I admittedly approached the first one with some trepidation, but my experience there and in others was quite positive, as I believe it was for the parties. It was positive because the parties (or a court in one case) gave careful advance thought to what might be achieved based on the particulars of each case instead of acting on a gut feeling that “two heads are better than one.” And it worked because as co-mediators, after consultation with counsel, we invested time to learn each other’s approach, strengths and weaknesses and design a process best suited for the dispute. The danger, of course, is that co-mediators can operate at cross-purposes, result in a waste of time and resources, or unintentionally be played against each other. I know some may advocate a broad use of co-mediators where coverage issues exist with other issues. As someone who exclusively mediates coverage cases around the country, I suppose I should embrace that. But just because a legal specialty is involved should not, by itself, be a basis for using co-mediators. Mediation skills span specialties and, like coverage litigators, we coverage mediators are quite used to dealing with the underlying issues involved in coverage disputes covering a wide range of substantive law. That said, co-mediators can be useful in the right case.
Here are some things to think about when considering co-mediators.
- Nature and complexity of the dispute. I would reserve co-mediation for more complex, multi-day mediations. Even then, look at the number of parties and how divisible some issues are. Underlying tort damages with numerous claimants, bankruptcy issues, IP issues, or construction claims, for example, may require such a time commitment that coverage issues may deserve separate, coordinated attention. A two or three-party case with those same issues might not be deserving of co-mediation, but if 20 or 30 parties of varying interests are involved, it might be. Ask “what would each mediator bring to the table?” “How would they work together?” Consult candidates on their approaches and whether they think co-mediation is appropriate.
- Time considerations. How will each mediator’s time best be used? Having both mediators travel between rooms as a couple generally is not the best strategy or use of time. There may be times when that’s appropriate, but one benefit of having co-mediators in large multiparty cases is that it assures more parties are engaged with a mediator throughout the day.
- Co-mediator coordination. Mediator coordination is, by far, the most important factor in successful co-mediation. This is no time for mediator ego. When I have served as a co-mediator, a driving force behind the success is the fact that we spoke or met frequently, having breakfast, a brief lunch and/or dinner together each day to compare notes and plan.

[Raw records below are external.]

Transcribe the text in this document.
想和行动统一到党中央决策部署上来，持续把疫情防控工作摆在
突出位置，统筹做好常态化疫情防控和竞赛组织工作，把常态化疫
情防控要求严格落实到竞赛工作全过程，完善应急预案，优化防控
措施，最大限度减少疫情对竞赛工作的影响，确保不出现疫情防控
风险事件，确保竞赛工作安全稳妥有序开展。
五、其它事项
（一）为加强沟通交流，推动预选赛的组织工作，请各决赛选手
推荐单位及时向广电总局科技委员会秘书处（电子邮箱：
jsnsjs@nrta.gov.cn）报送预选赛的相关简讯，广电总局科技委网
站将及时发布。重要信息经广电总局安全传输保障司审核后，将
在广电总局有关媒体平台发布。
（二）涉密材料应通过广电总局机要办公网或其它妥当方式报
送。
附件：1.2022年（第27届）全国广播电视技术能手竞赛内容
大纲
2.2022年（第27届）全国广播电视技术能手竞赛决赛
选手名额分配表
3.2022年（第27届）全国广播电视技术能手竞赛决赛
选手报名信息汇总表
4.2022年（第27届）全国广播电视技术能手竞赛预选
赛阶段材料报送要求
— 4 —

- Co-mediating in Zoom. Whatever future virtual mediations may have, Zoom makes it easy for co-mediators. One mediator is a “host,” making the other a “co-host,” who can move freely among rooms and join the other mediator in a “Mediators Room,” staying in touch through texting.
Just as there are no cookie-cutter approaches to mediating any case, there is no right or wrong answer to whether co-mediation is helpful. Co-mediation is just another tool for parties to consider in the right case.